The transformation of one of the participating villages has been “remarkable”, according to Eva Kagiri, who works for eCAP’s international partner, the Swedish NGO MKFC. In an April interview with ICTWorks , Kagiri described how eCAP trained three young men to be change agents. They then taught village residents in Niliyungdo how to clean water using the “solar disinfection method”, and about waste disposal and environmental issues to avoid spread of diseases. To convey information to residents in an engaging manner, the young men used using role play, pictures and videos.

“We learned how to clean our water,” a female resident of Niliyungdo later told the eCAP team. “We also learned to keep our water covered. Some of us who did not believe what we were doing would make a difference now believe. We are no longer going to the hospital because of the sickness from the water“. Explaining their approach to implementation, Kay Obiri-Mainoo, the Project Coordinator of eCAP Ghana, says they try to establish a close bond with community members so that they feel comfortable opening up and talking about anything that might be bothering them. Obiri-Mainoo also emphasized that his organization believes in the “bottom-up approach,” where they target and train individuals and later scale up to the larger community.

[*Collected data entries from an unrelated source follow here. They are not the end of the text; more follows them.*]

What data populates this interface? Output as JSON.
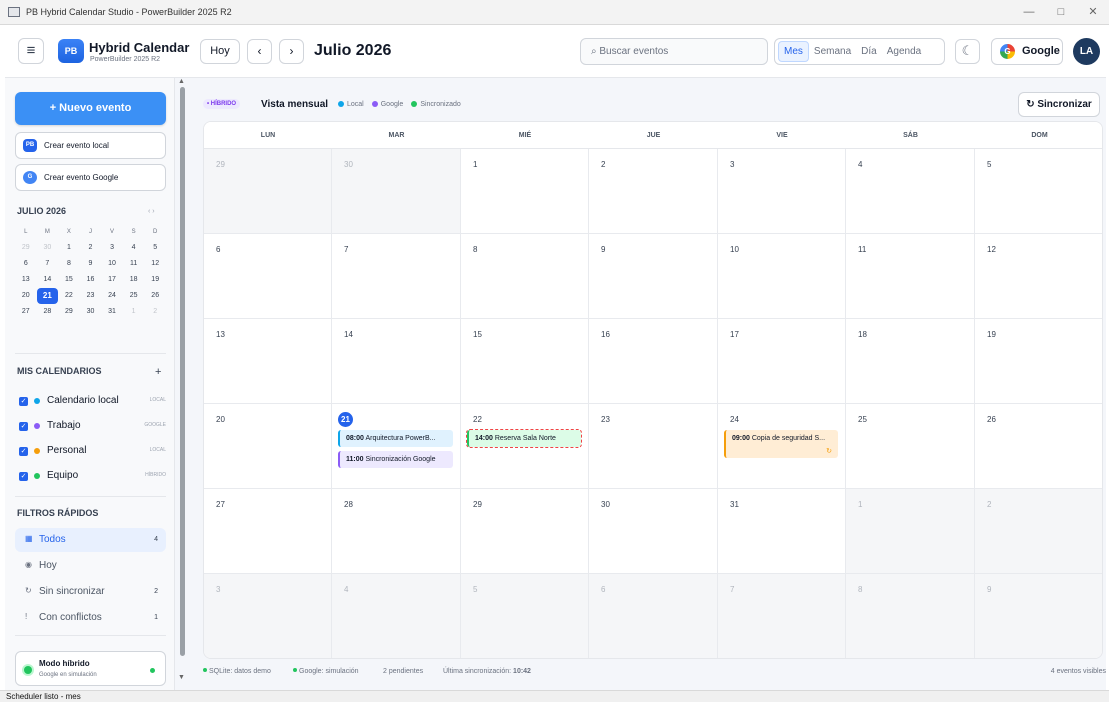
{
  "window": {
    "title": "PB Hybrid Calendar Studio - PowerBuilder 2025 R2",
    "minimize": "—",
    "maximize": "□",
    "close": "✕"
  },
  "header": {
    "menu_icon": "≡",
    "logo": "PB",
    "app_title": "Hybrid Calendar",
    "app_subtitle": "PowerBuilder 2025 R2",
    "today_label": "Hoy",
    "prev_label": "‹",
    "next_label": "›",
    "month_title": "Julio 2026",
    "search_placeholder": "⌕ Buscar eventos",
    "views": [
      "Mes",
      "Semana",
      "Día",
      "Agenda"
    ],
    "active_view": "Mes",
    "theme_icon": "☾",
    "google_label": "Google",
    "google_icon": "G",
    "avatar": "LA"
  },
  "sidebar": {
    "new_event": "+  Nuevo evento",
    "create_local": "Crear evento local",
    "create_local_icon": "PB",
    "create_google": "Crear evento Google",
    "create_google_icon": "G",
    "mini_title": "JULIO 2026",
    "mini_nav": "‹  ›",
    "weekdays": [
      "L",
      "M",
      "X",
      "J",
      "V",
      "S",
      "D"
    ],
    "mini_days": [
      [
        "29",
        "out"
      ],
      [
        "30",
        "out"
      ],
      [
        "1",
        ""
      ],
      [
        "2",
        ""
      ],
      [
        "3",
        ""
      ],
      [
        "4",
        ""
      ],
      [
        "5",
        ""
      ],
      [
        "6",
        ""
      ],
      [
        "7",
        ""
      ],
      [
        "8",
        ""
      ],
      [
        "9",
        ""
      ],
      [
        "10",
        ""
      ],
      [
        "11",
        ""
      ],
      [
        "12",
        ""
      ],
      [
        "13",
        ""
      ],
      [
        "14",
        ""
      ],
      [
        "15",
        ""
      ],
      [
        "16",
        ""
      ],
      [
        "17",
        ""
      ],
      [
        "18",
        ""
      ],
      [
        "19",
        ""
      ],
      [
        "20",
        ""
      ],
      [
        "21",
        "today"
      ],
      [
        "22",
        ""
      ],
      [
        "23",
        ""
      ],
      [
        "24",
        ""
      ],
      [
        "25",
        ""
      ],
      [
        "26",
        ""
      ],
      [
        "27",
        ""
      ],
      [
        "28",
        ""
      ],
      [
        "29",
        ""
      ],
      [
        "30",
        ""
      ],
      [
        "31",
        ""
      ],
      [
        "1",
        "out"
      ],
      [
        "2",
        "out"
      ]
    ],
    "calendars_title": "MIS CALENDARIOS",
    "calendars_add": "+",
    "calendars": [
      {
        "name": "Calendario local",
        "tag": "LOCAL",
        "color": "#0ea5e9"
      },
      {
        "name": "Trabajo",
        "tag": "GOOGLE",
        "color": "#8b5cf6"
      },
      {
        "name": "Personal",
        "tag": "LOCAL",
        "color": "#f59e0b"
      },
      {
        "name": "Equipo",
        "tag": "HÍBRIDO",
        "color": "#22c55e"
      }
    ],
    "filters_title": "FILTROS RÁPIDOS",
    "filters": [
      {
        "icon": "▦",
        "label": "Todos",
        "count": "4"
      },
      {
        "icon": "◉",
        "label": "Hoy",
        "count": ""
      },
      {
        "icon": "↻",
        "label": "Sin sincronizar",
        "count": "2"
      },
      {
        "icon": "!",
        "label": "Con conflictos",
        "count": "1"
      }
    ],
    "hybrid_title": "Modo híbrido",
    "hybrid_sub": "Google en simulación"
  },
  "main": {
    "badge": "• HÍBRIDO",
    "view_title": "Vista mensual",
    "legend": [
      {
        "label": "Local",
        "color": "#0ea5e9"
      },
      {
        "label": "Google",
        "color": "#8b5cf6"
      },
      {
        "label": "Sincronizado",
        "color": "#22c55e"
      }
    ],
    "sync_button": "↻ Sincronizar",
    "weekdays": [
      "LUN",
      "MAR",
      "MIÉ",
      "JUE",
      "VIE",
      "SÁB",
      "DOM"
    ],
    "weeks": [
      [
        [
          "29",
          "out"
        ],
        [
          "30",
          "out"
        ],
        [
          "1",
          ""
        ],
        [
          "2",
          ""
        ],
        [
          "3",
          ""
        ],
        [
          "4",
          ""
        ],
        [
          "5",
          ""
        ]
      ],
      [
        [
          "6",
          ""
        ],
        [
          "7",
          ""
        ],
        [
          "8",
          ""
        ],
        [
          "9",
          ""
        ],
        [
          "10",
          ""
        ],
        [
          "11",
          ""
        ],
        [
          "12",
          ""
        ]
      ],
      [
        [
          "13",
          ""
        ],
        [
          "14",
          ""
        ],
        [
          "15",
          ""
        ],
        [
          "16",
          ""
        ],
        [
          "17",
          ""
        ],
        [
          "18",
          ""
        ],
        [
          "19",
          ""
        ]
      ],
      [
        [
          "20",
          ""
        ],
        [
          "21",
          "today"
        ],
        [
          "22",
          ""
        ],
        [
          "23",
          ""
        ],
        [
          "24",
          ""
        ],
        [
          "25",
          ""
        ],
        [
          "26",
          ""
        ]
      ],
      [
        [
          "27",
          ""
        ],
        [
          "28",
          ""
        ],
        [
          "29",
          ""
        ],
        [
          "30",
          ""
        ],
        [
          "31",
          ""
        ],
        [
          "1",
          "out"
        ],
        [
          "2",
          "out"
        ]
      ],
      [
        [
          "3",
          "out"
        ],
        [
          "4",
          "out"
        ],
        [
          "5",
          "out"
        ],
        [
          "6",
          "out"
        ],
        [
          "7",
          "out"
        ],
        [
          "8",
          "out"
        ],
        [
          "9",
          "out"
        ]
      ]
    ],
    "events": [
      {
        "week": 3,
        "day": 1,
        "slot": 0,
        "time": "08:00",
        "title": "Arquitectura PowerB...",
        "style": "ev-blue"
      },
      {
        "week": 3,
        "day": 1,
        "slot": 1,
        "time": "11:00",
        "title": "Sincronización Google",
        "style": "ev-purple"
      },
      {
        "week": 3,
        "day": 2,
        "slot": 0,
        "time": "14:00",
        "title": "Reserva Sala Norte",
        "style": "ev-green"
      },
      {
        "week": 3,
        "day": 4,
        "slot": 0,
        "time": "09:00",
        "title": "Copia de seguridad S...",
        "style": "ev-orange",
        "sync_icon": "↻"
      }
    ]
  },
  "status": {
    "sqlite": "SQLite: datos demo",
    "google": "Google: simulación",
    "pending": "2 pendientes",
    "last_sync_label": "Última sincronización:",
    "last_sync_time": "10:42",
    "visible": "4 eventos visibles"
  },
  "statusbar": "Scheduler listo - mes"
}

The goal of the project is not only to encourage positive change in the lives of community members themselves. The project also prepares these communities to become agents of change and pass knowledge on to other communities within their district. One of the project’s biggest challenges, says Obiri-Mainoo, has been language barriers. Facilitators often do not speak the local dialect of the communities where they are working, thus forcing them to rely on an interpreter which sometimes complicates the flow of communication.

In addition to video, mobile phone technology is central to the project. In between visits to the village, team members stay in touch by communicating with community leaders, chiefs, teachers and opinion leaders through mobile phones. Typical mobile correspondences are done by either text message or voice calls. The project also uses mobile phones as a broadcast mechanism for sending out regular reminders. For example, text messages are sent to the community to remind them to disinfect their water using the solar method. Mobile phones invariably save project facilitators time and travel costs.